Despite how commonplace sightings of urban foxes are, very little research has been carried out in terms of numbers. “We have no idea how many there are,” says Rochford. “Back in the 1990s, a survey was carried out of the Dún Laoghaire area of south Dublin. There was very limited interest at the time. But the survey did suggest they could be found in every half kilometre grid square measured in the area. There were sightings in every single garden surveyed, too. People who work nights tend to see more of them. We even have a den in the Provost gardens in Trinity College.”
Want to survive in the city? Learn to get along with humans
One of the reasons foxes have taken to living in Irish cities and suburbs is the diminishing space in their own natural habitats.
So could increasing urban sprawl leave other, bigger mammals with no choice but to become streetwise?

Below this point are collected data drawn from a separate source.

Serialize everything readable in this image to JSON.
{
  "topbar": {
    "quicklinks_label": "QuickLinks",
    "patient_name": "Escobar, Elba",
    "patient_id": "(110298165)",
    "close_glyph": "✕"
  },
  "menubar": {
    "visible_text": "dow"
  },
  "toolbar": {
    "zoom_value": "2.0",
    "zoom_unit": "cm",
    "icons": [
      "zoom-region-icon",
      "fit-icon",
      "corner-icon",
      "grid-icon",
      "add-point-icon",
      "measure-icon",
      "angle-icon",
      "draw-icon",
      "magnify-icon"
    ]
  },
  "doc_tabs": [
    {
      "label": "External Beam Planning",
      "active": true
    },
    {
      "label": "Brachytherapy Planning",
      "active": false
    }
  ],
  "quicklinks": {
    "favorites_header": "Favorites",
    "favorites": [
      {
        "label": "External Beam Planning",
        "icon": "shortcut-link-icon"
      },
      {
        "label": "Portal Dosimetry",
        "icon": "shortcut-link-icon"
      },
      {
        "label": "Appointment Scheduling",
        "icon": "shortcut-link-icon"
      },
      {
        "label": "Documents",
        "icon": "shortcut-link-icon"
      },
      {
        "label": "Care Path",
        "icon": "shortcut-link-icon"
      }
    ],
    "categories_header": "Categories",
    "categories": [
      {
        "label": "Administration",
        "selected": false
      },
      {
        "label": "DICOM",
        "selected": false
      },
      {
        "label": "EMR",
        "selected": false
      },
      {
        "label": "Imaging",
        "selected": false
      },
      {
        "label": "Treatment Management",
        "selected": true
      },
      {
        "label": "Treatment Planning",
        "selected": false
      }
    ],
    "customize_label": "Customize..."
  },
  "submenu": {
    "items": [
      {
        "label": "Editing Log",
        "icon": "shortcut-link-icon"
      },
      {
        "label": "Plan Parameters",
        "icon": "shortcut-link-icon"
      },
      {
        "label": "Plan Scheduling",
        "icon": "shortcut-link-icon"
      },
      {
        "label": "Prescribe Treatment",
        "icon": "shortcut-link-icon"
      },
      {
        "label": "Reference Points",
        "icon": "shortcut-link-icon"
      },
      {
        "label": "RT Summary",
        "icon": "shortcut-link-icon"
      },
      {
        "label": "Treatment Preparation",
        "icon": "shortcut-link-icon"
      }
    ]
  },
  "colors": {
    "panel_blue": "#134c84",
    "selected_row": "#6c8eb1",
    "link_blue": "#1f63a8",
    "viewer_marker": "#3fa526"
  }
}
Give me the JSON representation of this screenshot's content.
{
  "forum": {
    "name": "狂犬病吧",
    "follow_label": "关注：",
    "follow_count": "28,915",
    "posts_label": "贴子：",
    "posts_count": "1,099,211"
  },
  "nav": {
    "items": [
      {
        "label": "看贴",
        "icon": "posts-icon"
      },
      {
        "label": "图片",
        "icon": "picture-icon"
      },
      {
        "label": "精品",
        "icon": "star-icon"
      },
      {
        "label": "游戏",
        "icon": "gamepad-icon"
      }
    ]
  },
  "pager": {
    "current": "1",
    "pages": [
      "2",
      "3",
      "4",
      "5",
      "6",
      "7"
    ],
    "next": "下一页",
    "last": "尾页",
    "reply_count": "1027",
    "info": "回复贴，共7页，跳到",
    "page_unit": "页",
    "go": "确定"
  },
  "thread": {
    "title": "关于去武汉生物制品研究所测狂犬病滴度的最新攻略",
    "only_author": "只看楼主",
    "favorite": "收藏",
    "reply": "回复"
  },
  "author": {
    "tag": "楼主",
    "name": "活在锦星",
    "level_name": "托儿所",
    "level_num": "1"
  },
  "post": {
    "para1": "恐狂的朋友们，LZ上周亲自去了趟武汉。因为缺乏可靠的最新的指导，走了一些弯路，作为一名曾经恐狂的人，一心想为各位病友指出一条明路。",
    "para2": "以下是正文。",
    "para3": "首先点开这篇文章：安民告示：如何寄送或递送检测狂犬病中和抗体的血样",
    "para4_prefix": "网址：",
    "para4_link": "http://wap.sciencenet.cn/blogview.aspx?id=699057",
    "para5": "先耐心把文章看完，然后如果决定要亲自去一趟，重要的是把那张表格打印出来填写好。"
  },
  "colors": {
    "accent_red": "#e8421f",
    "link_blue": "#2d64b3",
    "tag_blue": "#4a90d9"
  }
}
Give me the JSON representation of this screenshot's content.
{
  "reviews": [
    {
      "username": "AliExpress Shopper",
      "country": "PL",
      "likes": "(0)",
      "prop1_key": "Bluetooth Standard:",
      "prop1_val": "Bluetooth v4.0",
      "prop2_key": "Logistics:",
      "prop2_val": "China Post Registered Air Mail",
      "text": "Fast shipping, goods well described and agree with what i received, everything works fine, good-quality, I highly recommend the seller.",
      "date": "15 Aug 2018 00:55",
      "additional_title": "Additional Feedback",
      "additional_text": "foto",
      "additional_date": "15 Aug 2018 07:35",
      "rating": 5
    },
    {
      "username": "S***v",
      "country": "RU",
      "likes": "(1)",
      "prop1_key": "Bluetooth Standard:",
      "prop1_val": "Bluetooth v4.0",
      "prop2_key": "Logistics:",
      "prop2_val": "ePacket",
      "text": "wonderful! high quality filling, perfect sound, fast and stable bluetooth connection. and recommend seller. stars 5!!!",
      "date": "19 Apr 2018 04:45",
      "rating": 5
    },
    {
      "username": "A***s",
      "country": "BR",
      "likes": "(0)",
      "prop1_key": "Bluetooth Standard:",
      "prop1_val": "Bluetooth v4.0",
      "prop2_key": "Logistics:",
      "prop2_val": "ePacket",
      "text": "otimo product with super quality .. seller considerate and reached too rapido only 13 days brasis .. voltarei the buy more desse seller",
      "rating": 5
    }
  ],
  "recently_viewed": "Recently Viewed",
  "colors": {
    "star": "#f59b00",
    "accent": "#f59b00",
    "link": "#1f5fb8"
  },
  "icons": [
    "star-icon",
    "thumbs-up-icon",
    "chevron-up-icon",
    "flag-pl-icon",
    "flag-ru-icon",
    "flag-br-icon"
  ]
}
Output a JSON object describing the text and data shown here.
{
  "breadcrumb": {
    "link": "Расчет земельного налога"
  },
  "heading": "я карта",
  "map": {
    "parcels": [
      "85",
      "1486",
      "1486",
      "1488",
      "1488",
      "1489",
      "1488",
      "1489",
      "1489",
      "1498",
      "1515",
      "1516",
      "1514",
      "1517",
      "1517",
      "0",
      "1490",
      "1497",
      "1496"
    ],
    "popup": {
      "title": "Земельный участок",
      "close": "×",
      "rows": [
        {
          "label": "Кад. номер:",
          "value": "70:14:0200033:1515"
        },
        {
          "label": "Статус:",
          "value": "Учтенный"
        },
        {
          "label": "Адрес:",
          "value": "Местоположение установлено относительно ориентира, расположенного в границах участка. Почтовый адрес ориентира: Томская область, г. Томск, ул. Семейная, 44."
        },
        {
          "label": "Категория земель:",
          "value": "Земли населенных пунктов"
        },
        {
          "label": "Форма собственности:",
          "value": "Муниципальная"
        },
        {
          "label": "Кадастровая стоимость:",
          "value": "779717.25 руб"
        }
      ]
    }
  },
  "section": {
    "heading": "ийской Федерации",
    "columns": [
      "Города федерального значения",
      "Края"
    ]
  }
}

In Chicago, there have been increased sightings of coyotes in urban settings, particularly in and around O’Hare International Airport. “Coyotes have a very similar mammal ecology to foxes and are true survivors,” says Dr Colin Lawton of NUI Galway.
“They can move into an urban setting and basically stay hidden and survive. The bigger you are, the harder it is to survive in the city. Bears wouldn’t be able to get their daily food intake in a domestic bin. Plus it would be pretty dramatic if you saw a bear wandering into a city. I don’t think the authorities would allow that.”
Sightings of wolves and mountain lions on the fringes of other US cities have also been reported.
“In the last 25 years in Canada and the US wolves have started to make a comeback,” says Prof John Rochford of Trinity College.
“They are also being seen in increasing numbers in Europe: in Italy, Romania and southern France. People’s attitudes are changing to such creatures as their natural habitats continue to dwindle. The more resourceful animals will learn to live with man.”